The majority of the program is quite simple, and I don't need help with the looping or heading writing or anything. But there is one consideration I'd like to ask for some input on. I want to bring in 256 characters at a time of the text file I give the program, but I don't want to cut any words in half (or in any other fraction :p).
So what I need is a method to somehow ensure that the last word being brought in isn't cut off by the limit of 256 characters. If there is a word that will be cut off, I want to just stop at the last whole word, saving the word that would have been cut off for the beginning of the next page.
Currently, my idea is to use a cstring (an array of characters) with a size of 256 as a "holder" for each page. This will get loaded with 256 characters, then get written to the output file. One method I've thought of to check if a word has been cut off is to check the last space in the array to ensure that it's the space character. If not, then I would go backward through the array until I found the previous space (indicating the end of the last full word). Then I guess I'd run a loop to replace those last several characters with spaces.

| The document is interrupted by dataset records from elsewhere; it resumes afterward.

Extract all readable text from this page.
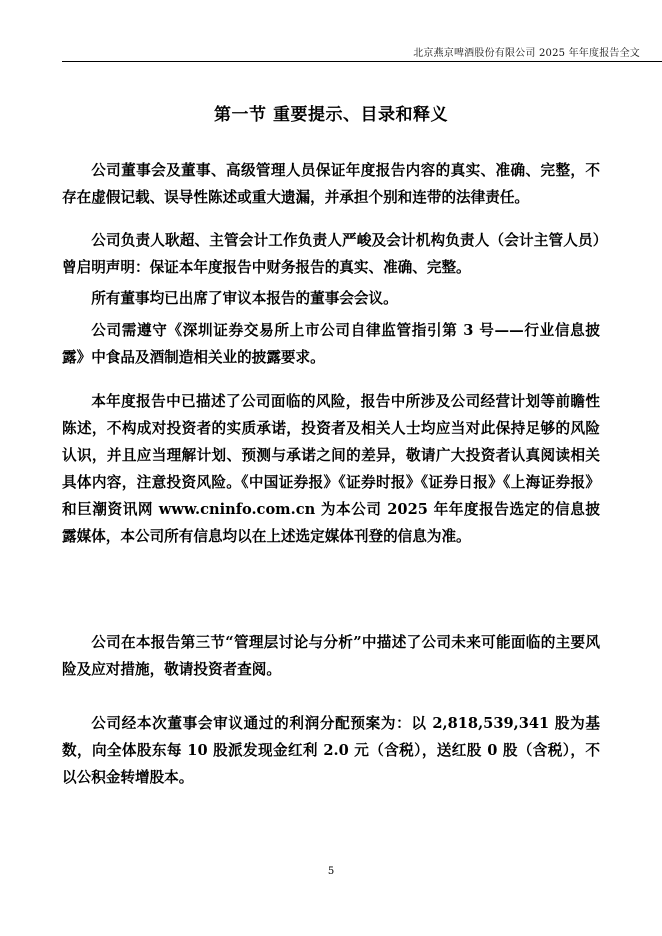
北京燕京啤酒股份有限公司 2025 年年度报告全文
第一节 重要提示、目录和释义

公司董事会及董事、高级管理人员保证年度报告内容的真实、准确、完整，不存在虚假记载、误导性陈述或重大遗漏，并承担个别和连带的法律责任。

公司负责人耿超、主管会计工作负责人严峻及会计机构负责人（会计主管人员）曾启明声明：保证本年度报告中财务报告的真实、准确、完整。

所有董事均已出席了审议本报告的董事会会议。

公司需遵守《深圳证券交易所上市公司自律监管指引第 3 号——行业信息披露》中食品及酒制造相关业的披露要求。

本年度报告中已描述了公司面临的风险，报告中所涉及公司经营计划等前瞻性陈述，不构成对投资者的实质承诺，投资者及相关人士均应当对此保持足够的风险认识，并且应当理解计划、预测与承诺之间的差异，敬请广大投资者认真阅读相关具体内容，注意投资风险。《中国证券报》《证券时报》《证券日报》《上海证券报》和巨潮资讯网 www.cninfo.com.cn 为本公司 2025 年年度报告选定的信息披露媒体，本公司所有信息均以在上述选定媒体刊登的信息为准。

公司在本报告第三节“管理层讨论与分析”中描述了公司未来可能面临的主要风险及应对措施，敬请投资者查阅。

公司经本次董事会审议通过的利润分配预案为：以 2,818,539,341 股为基数，向全体股东每 10 股派发现金红利 2.0 元（含税），送红股 0 股（含税），不以公积金转增股本。

5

Actually, having written this, I think this method will work well. Still, anyone with a good idea on how to prevent the aforementioned word cutoff issue should let me know. I know there's some good programmers on this forum, so I figured you guys would have some insight.
Also, when it's finished, which should be tonight after I finish up some homework, I'd be more than happy to post it here for anyone who would like to use such a utility (unless that violates the forum rules somehow, but I don't see why it would.)
Looking forward to any responses/insight!